Perhaps you’re considering taking on an Top LMS for the first time in your company. Maybe you’re considering switching from one LMS to another. Then again, maybe you’ve been tasked with evaluating your current LMS to make a determination of whether or not it’s meeting your organization’s needs. Whatever your particular situation may be, knowing what some of the most common LMS complaints are about can help you move forward.

Top LMS Frustrations and Complaints

Here are the top LMS frustrations that you’ll hear others (and perhaps yourself) complain about:

Reporting and data presentation is lacking

We’re in the age of Big Data, so when an LMS doesn’t deliver in reporting functionality or ease of understanding any data generated, it’s a huge mark against the LMS. You need powerful metrics that everyone can understand quickly, which means sharp visuals that convey the message embedded in the data.

Multi-device access is lacking

Everything’s supposed to be mobile these days, but surprisingly little really is, or not in a robust way. If you really want eLearning to take place anywhere and anytime, then users need to be able to access the LMS from whatever device is at hand, whether that be a tablet or a smartphone. It’s painful when the mobile experience is a mere shadow of the desktop experience.

Search functions are not robust

The whole point of an LMS is for your people to be able to find the knowledge they need when they need it. Thus, if the search function doesn’t deliver, it tarnishes the entire LMS experience and prevents it from delivering the full value your organization deserves to get from it.

The LMS fails to integrate with other systems

You not only want your LMS to integrate with your organization’s other existing systems, you need it to integrate.
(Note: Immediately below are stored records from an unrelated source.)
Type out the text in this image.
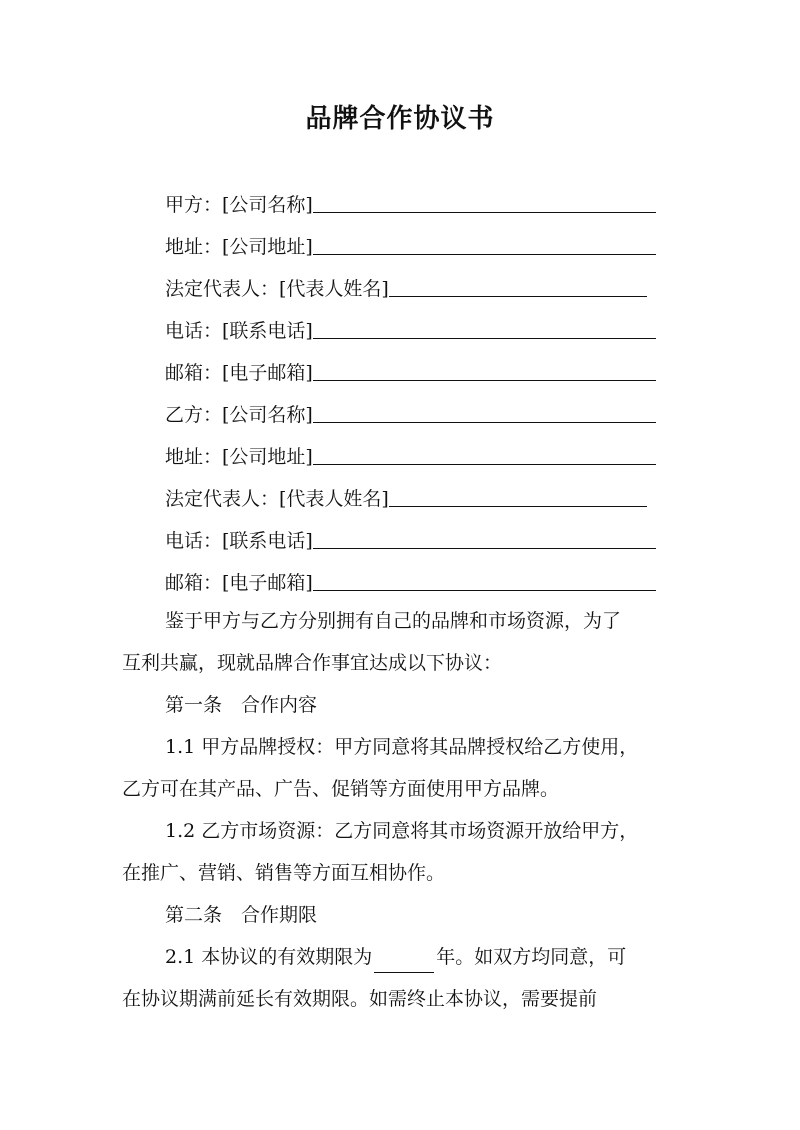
品牌合作协议书
甲方：[公司名称]
地址：[公司地址]
法定代表人：[代表人姓名]
电话：[联系电话]
邮箱：[电子邮箱]
乙方：[公司名称]
地址：[公司地址]
法定代表人：[代表人姓名]
电话：[联系电话]
邮箱：[电子邮箱]
鉴于甲方与乙方分别拥有自己的品牌和市场资源，为了
互利共赢，现就品牌合作事宜达成以下协议：
第一条　合作内容
1.1 甲方品牌授权：甲方同意将其品牌授权给乙方使用，
乙方可在其产品、广告、促销等方面使用甲方品牌。
1.2 乙方市场资源：乙方同意将其市场资源开放给甲方，
在推广、营销、销售等方面互相协作。
第二条　合作期限
2.1 本协议的有效期限为	年。如双方均同意，可
在协议期满前延长有效期限。如需终止本协议，需要提前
That’s why it’s so frustrating when it doesn’t integrate well.

It doesn’t work the way I was led to believe it would work

This is a tough one because it’s easy to start painting all salespeople with a very broad and very negative brush. The problem isn’t that all salespeople are nefarious – it only takes a handful to spoil it for everyone.

It doesn’t include everything I thought it would

Sometimes referred to as “demo dupe,” this is where at some point you saw a demo of the LMS that included all the bells and whistles. You buy it and then find out that quite a few of those bells and whistles aren’t part of the standard edition, but require much higher levels of budgetary commitment.

Customer or tech support is slow to resolve problems

Few things are more frustrating than encountering glitches with a system you’ve devoted a lot of time and resources to get implemented in your organization. Yes, they’re bound to occur from time to time, and they should be resolved quickly.

Sometimes you find that your problem gets routed through multiple layers of a support system that don’t seem to communicate with each other, forcing you to re-describe the problem’s details and context with each new layer that you get bumped to. Other times it feels like support staff really don’t care.

Other times the support people seem to not believe that their system could have any faults or glitches, and certainly not the one you’re experiencing.

In a recent survey by Expertus (source), only 40% of organizations are happy with their LMS! That’s astonishing. The 60% who are less than happy describe their LMS as either “very ineffective” or at best “somewhat effective.” What’s lacking for them is robust reporting, real-time integration, and greater customization.

Will the next-gen LMS offerings rise to meet these demands? It seems reasonable to expect that they will. After all, an industry can’t leave 60% of its customers feeling dissatisfied and disappointed and expect to keep growing. Up until this point. The industry could get by on the excuse that it’s all still a new an emerging field. That, however, is an excuse that will no longer hold weight as the field matures.